Les bateaux à lessive
Au XIXe siècle, ces établissements garnissent les berges de toutes les localités d'importance traversées par un fleuve. La plupart appartiennent à des entrepreneurs privés. Comme ils ne grèvent nullement les finances communales et qu'ils rendent de grands services à leurs administrés, les maires encouragent leur profusion. De plus, ils évitent les dégradations des berges dues aux aménagements rudimentaires des lavandières : en effet, elles ont l'habitude de créer de petites jetées en moellons qui deviennent, lorsque les eaux montent, de véritables écueils pour les embarcations [...] A l'aube de la Toisième République, depuis le quartier de Bercy jusqu'au pont d'Iéna, soixante-quinze bâteaux-lavoirs ceinturent Paris ; plus impressionnante est l'armada de Strasbourg, alors peuplée de cinquante mille habitants, composée de quatre-vingt-quatre unités basée sur l'Ill. Nombre de villes moyennes en comptent deux ou trois [...] (p. 27)

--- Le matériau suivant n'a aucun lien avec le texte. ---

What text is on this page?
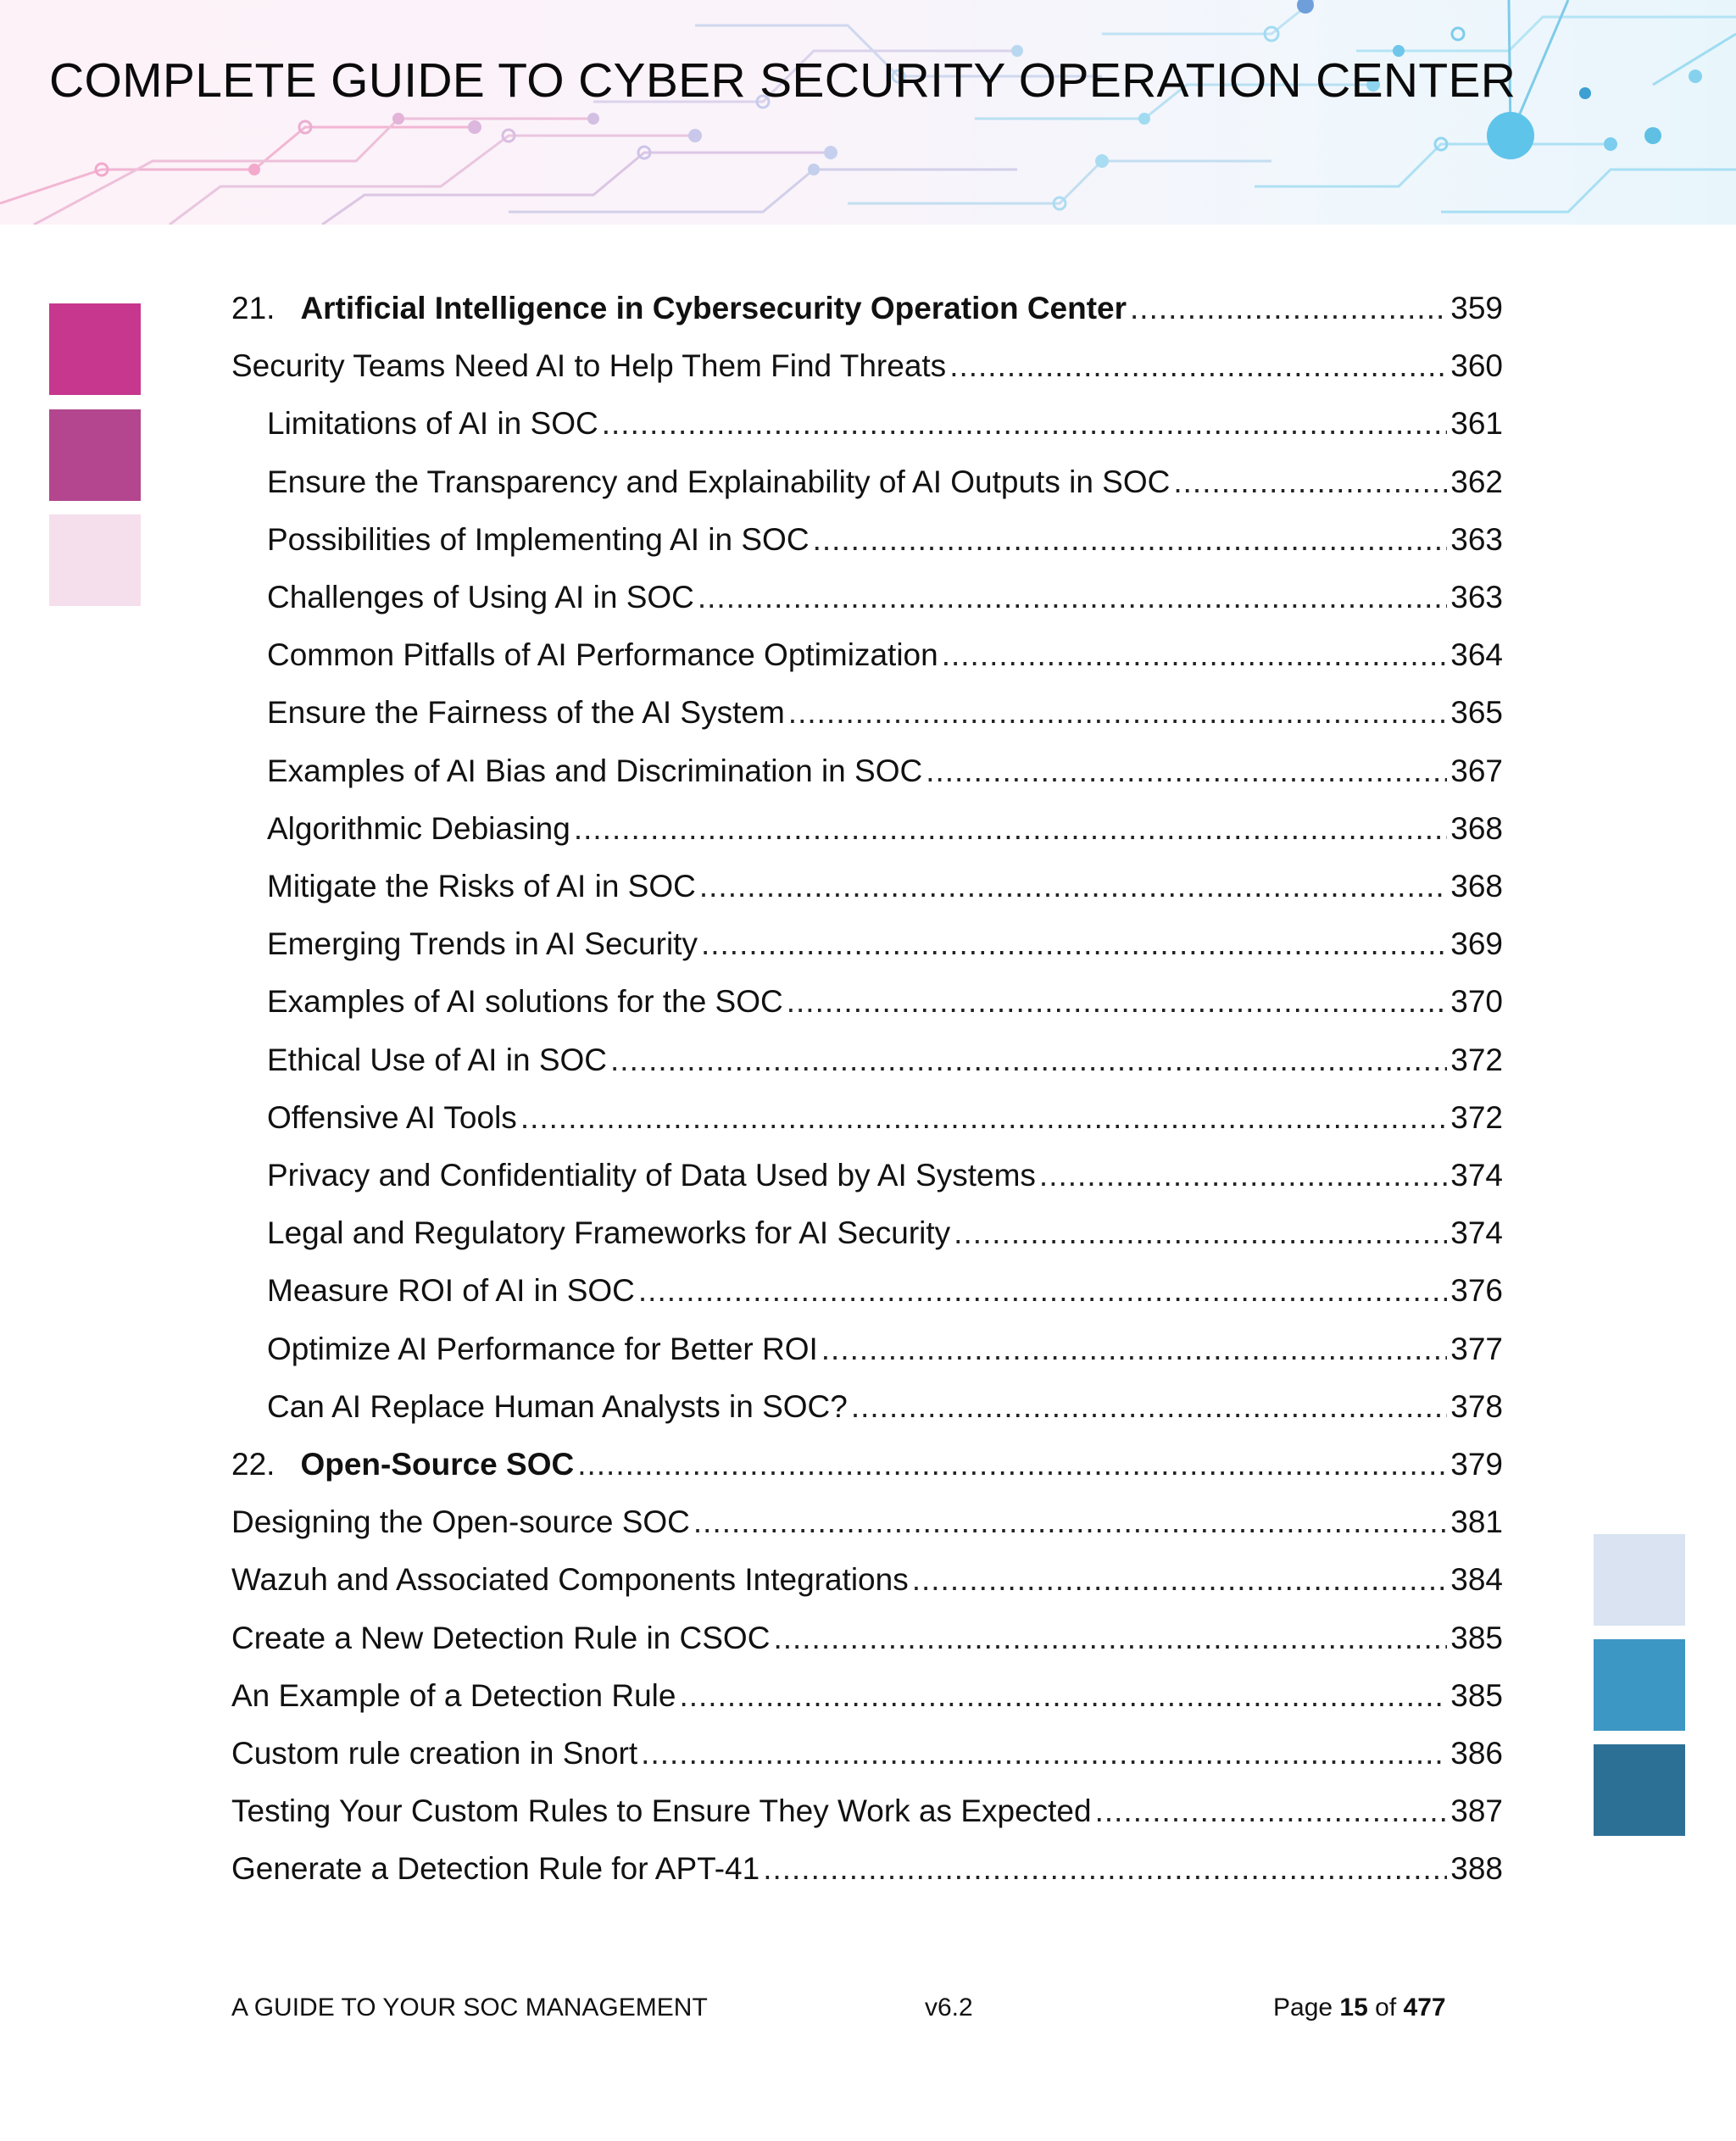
COMPLETE GUIDE TO CYBER SECURITY OPERATION CENTER
21. Artificial Intelligence in Cybersecurity Operation Center .....	359
Security Teams Need AI to Help Them Find Threats .....	360
Limitations of AI in SOC .....	361
Ensure the Transparency and Explainability of AI Outputs in SOC .....	362
Possibilities of Implementing AI in SOC .....	363
Challenges of Using AI in SOC .....	363
Common Pitfalls of AI Performance Optimization .....	364
Ensure the Fairness of the AI System .....	365
Examples of AI Bias and Discrimination in SOC .....	367
Algorithmic Debiasing .....	368
Mitigate the Risks of AI in SOC .....	368
Emerging Trends in AI Security .....	369
Examples of AI solutions for the SOC .....	370
Ethical Use of AI in SOC .....	372
Offensive AI Tools .....	372
Privacy and Confidentiality of Data Used by AI Systems .....	374
Legal and Regulatory Frameworks for AI Security .....	374
Measure ROI of AI in SOC .....	376
Optimize AI Performance for Better ROI .....	377
Can AI Replace Human Analysts in SOC? .....	378
22. Open-Source SOC .....	379
Designing the Open-source SOC .....	381
Wazuh and Associated Components Integrations .....	384
Create a New Detection Rule in CSOC .....	385
An Example of a Detection Rule .....	385
Custom rule creation in Snort .....	386
Testing Your Custom Rules to Ensure They Work as Expected .....	387
Generate a Detection Rule for APT-41 .....	388
A GUIDE TO YOUR SOC MANAGEMENT	v6.2	Page 15 of 477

Les lavoirs participent à la diffusion de l'idée directrice du XIXe siècle, le progrès. Ils en sont le résultat : les connaissances accrues de la médecine invitent à surveiller l'eau ; l'évolution des techniques permet de mieux maîtriser son acheminement. Mais ils sont eux-mêmes vecteurs de progrès : ils apportent confort et bien-être à la population ; ils aident à vivre plus sainement et contribuent à l'extinction du paupérisme. Mais une fois affirmée la volonté de construire un lavoir, il reste à la concrétiser ; simple formalité, serions-nous en droit de penser, puisque la plupart des communes parviennent à se doter d'un tel équipement ; bien au contraire, de nombreuses difficultés surgissent et certains lavoirs se révèlent de véritables objets de conquête.